Author:
Edition: 2012
Publisher: Springer
Binding: Hardcover
ISBN: 2817803353
Biosimilars: A New Generation of Biologics
Biologics have revolutionised the treatment of many severe conditions, delivering exceptional clinical results but also producing exceptionally high prices. Medical books Biosimilars. As patents expire, copies and price competition are expected throughout the world. However, due to the intrinsic heterogeneity and molecular complexity of biologic medicinal products, their copies cannot simply be authorized under the “generic rule” valid for small chemical entities. In response, a dedicated regulation was issued in the European Union. It is based on the concept of “biological medicinal products similar to a biological reference product”, or “biosimilars” Medical books Biosimilars: A Generation Of Biologics By Hardcover Book (english). Store Search search Title, ISBN and Author Biosimilars: A New Generation of Biologics Estimated delivery 3-12 business days Format Hardcover Condition Brand New Biosimilars are copies of biological medicinal products no longer protected by certification. Detailing new EU legal and regulatory frameworks on biosimilars, this book also analyzes their safety, marketing, and funding, and includes a section on US rules. Publisher Description Due to their origins and complexity, biotechnological medic
Download link for Biologics and Biosimilars: Balancing Incentives for ..., 9781240556885
Store Search search Title, ISBN and Author Biosimilars: A New Generation of Biologics Estimated delivery 3-12 business days Format Hardcover Condition Brand New Biosimilars are copies of biological medicinal products no longer protected by certification. Detailing new EU legal and regulatory frameworks on biosimilars, this book also analyzes their safety, marketing, and funding, and includes a section on US rules. Publisher Description Due to their origins and complexity, biotechnological medic
Bibliogov 9781240556885 Biologics and Biosimilars: Balancing Incentives for Innovation Description The BiblioGov Project is an effort to expand awareness of the public documents and records of the US Government via print publications. In broadening the public understanding of government and its work, an enlightened democracy can grow and prosper. Ranging from historic Congressional Bills to the most recent Budget of the United States Government, the BiblioGov Project spans a wealth of governm
Biologics have revolutionised the treatment of many severe conditions, delivering exceptional clinical results but also producing exceptionally high prices. As patents expire, copies and price competition are expected throughout the world. However, due to the intrinsic heterogeneity and molecular complexity of biologic medicinal products, their copies cannot simply be authorized under the “generic rule” valid for small chemical entities.

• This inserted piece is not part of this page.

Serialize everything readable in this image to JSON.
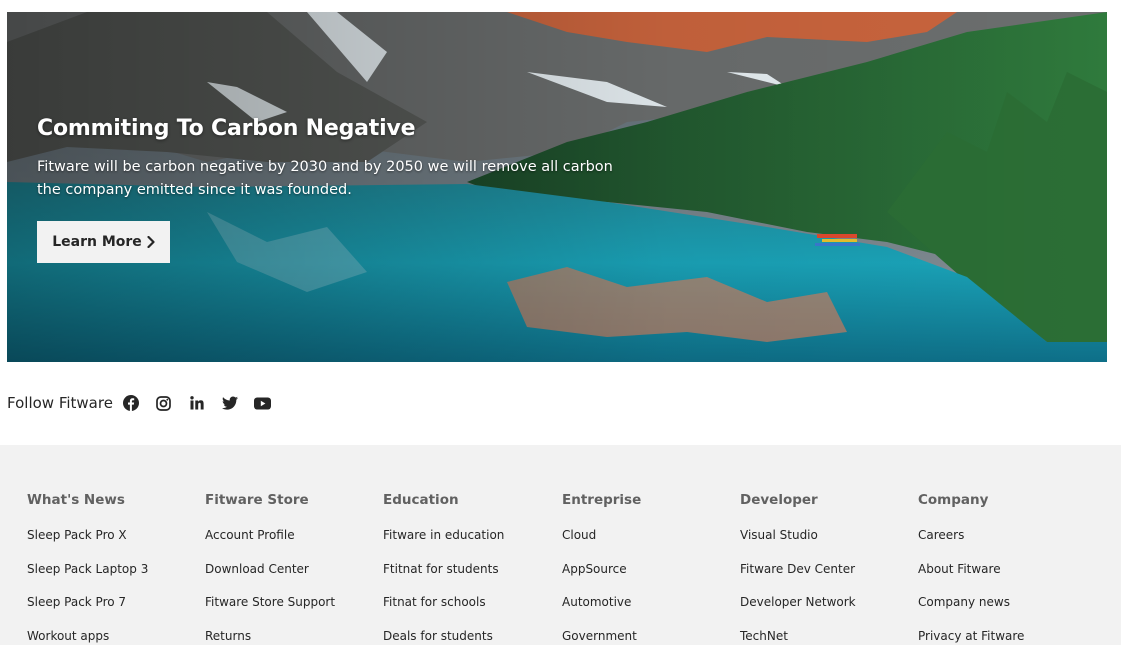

In response, a dedicated regulation was issued in the European Union. It is based on the concept of “biological medicinal products similar to a biologic
In response, a dedicated regulation was issued in the European Union. It is based on the concept of “biological medicinal products similar to a biologic
Biologics have revolutionised the treatment of many severe conditions, delivering exceptional clinical results but also producing exceptionally high prices. As patents expire, copies and price competition are expected throughout the world. However, due to the intrinsic heterogeneity and molecular complexity of biologic medicinal products, their copies cannot simply be authorized under the generic rule valid for small chemical entities. In response, a dedicated regulation was issued in the European Union. It is based on the concept of biological medicinal products similar to a biological refere
Medical Book Biosimilars
As patents expire, copies and price competition are expected throughout the world. However, due to the intrinsic heterogeneity and molecular complexity of biologic medicinal products, their copies cannot simply be authorized under the “generic rule” valid for small chemical entities. In response, a dedicated regulation was issued in the European Union. It is based on the concept of “biological medicinal products similar to a biological reference product”, or “biosimilars”. This book analyses the context of biotechnological production and addresses the European legal framework for biosimilar market approval. It highlights post-market authorisation issues, such as Risk Management Plans and substitution of products, and outlines some other issues, such as cost management and international nomenclature. This book is primarily intended for hospital-based physicians and pharmacists. It will also be a valuable resource for all actors from all countries who want to better understand the emergence of these new medicinal products within the European context.